A group of scrap collectors were stopped just in time as they were attempting to cut open a large bomb in the north-central province of Quang Tri on Friday.
In Vietnam, many would risk their lives to dismantle unexploded bombs and warheads to get scrap metal and gunpowder, which would give them hefty income.
On Friday, a group of scrap collectors in Trieu Thach Commune, Trieu Phong District have found an enormous bomb and were about to cut it open when Nguyen Van Thanh, a member of the local military command, caught them in the middle of the reckless act.
Upon noticing that a uniformed man was coming, the scrap dealers = fled the scene, leaving the bomb behind.
Thanh, who is also an observer with Project Renew, an unexploded ordnance removal initiative in Quang Tri, immediately reported the project’s mobile team of the emergency.
Project Renew team members later managed to safely remove the explosive.
The MK82 bomb, measuring 1.5 meters long and weighs some 227kg, still has the detonator safety pins intact and could have exploded at any time.
Project Renew is committed to “making Quang Tri safe” by reducing the risks of cluster munitions and other explosive remnants of war to a level where local people can live without fear, and so that development is not impeded, according to its website.
The 227kg bomb might be dropped some forty years ago during the American war in Vietnam, according to Project Renew.
Fifty thousand Vietnamese civilians have lost their lives and more than 60,000 others injured in accidents related to unexploded ordnance across the country since the war in 1975, Deputy Minister of Defense Col. Gen.
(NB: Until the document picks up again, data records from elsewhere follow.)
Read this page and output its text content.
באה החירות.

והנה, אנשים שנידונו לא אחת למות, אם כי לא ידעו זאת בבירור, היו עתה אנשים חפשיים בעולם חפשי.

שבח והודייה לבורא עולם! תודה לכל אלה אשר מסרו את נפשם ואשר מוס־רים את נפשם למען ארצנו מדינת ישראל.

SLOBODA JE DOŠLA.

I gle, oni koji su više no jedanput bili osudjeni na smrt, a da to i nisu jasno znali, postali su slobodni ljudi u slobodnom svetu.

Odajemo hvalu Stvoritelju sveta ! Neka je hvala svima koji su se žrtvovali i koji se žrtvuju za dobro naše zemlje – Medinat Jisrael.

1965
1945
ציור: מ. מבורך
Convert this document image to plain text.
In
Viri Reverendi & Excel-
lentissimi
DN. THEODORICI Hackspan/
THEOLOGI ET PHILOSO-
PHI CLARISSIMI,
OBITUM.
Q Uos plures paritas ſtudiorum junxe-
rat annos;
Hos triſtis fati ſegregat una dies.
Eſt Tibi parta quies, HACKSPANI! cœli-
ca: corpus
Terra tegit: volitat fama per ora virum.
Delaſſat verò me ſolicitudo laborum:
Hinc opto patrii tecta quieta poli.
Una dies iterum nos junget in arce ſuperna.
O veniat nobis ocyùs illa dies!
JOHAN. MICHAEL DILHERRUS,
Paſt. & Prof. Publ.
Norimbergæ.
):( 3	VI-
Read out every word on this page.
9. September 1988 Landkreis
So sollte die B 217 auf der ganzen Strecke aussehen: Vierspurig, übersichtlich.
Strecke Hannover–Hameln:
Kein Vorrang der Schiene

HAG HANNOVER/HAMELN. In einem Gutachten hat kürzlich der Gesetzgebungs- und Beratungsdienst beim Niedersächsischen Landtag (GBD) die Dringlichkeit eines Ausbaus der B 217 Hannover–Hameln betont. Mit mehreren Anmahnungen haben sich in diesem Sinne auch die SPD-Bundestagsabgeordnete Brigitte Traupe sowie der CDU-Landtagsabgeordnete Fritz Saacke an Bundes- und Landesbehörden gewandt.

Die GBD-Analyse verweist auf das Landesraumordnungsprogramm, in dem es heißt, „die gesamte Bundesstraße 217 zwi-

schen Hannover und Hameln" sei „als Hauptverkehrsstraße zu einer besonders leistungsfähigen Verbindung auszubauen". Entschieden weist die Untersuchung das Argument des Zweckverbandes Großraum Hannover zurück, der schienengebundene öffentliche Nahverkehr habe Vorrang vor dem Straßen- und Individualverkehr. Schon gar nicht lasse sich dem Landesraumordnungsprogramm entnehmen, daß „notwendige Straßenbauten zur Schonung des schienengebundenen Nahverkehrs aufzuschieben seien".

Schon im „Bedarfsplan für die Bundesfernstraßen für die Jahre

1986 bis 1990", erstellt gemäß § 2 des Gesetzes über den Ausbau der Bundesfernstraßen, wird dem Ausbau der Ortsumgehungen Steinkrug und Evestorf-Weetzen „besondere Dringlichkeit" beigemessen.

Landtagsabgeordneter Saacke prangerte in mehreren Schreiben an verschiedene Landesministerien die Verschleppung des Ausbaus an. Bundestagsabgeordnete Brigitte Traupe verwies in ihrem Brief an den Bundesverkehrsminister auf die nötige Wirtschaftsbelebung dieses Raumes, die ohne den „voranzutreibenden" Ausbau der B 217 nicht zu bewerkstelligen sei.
Nguyen Chi Vinh said at the conference in October 26.
According to statistics, unexploded ordnance is still found in all 63 provinces and municipalities in Vietnam, with the most heavily affected localities being Quang Tri, Quang Binh, Thua Thien – Hue, Da Nang, Quang Ngai, Hai Duong, Nghe An, Ha Tinh, Ca Mau, Soc Trang, and Dong Thap.
Approximately 6.1 million hectares of mainland Vietnam are still contaminated with the explosive remnants, which are estimated to cost multimillion U.S. dollars to be completely eliminated.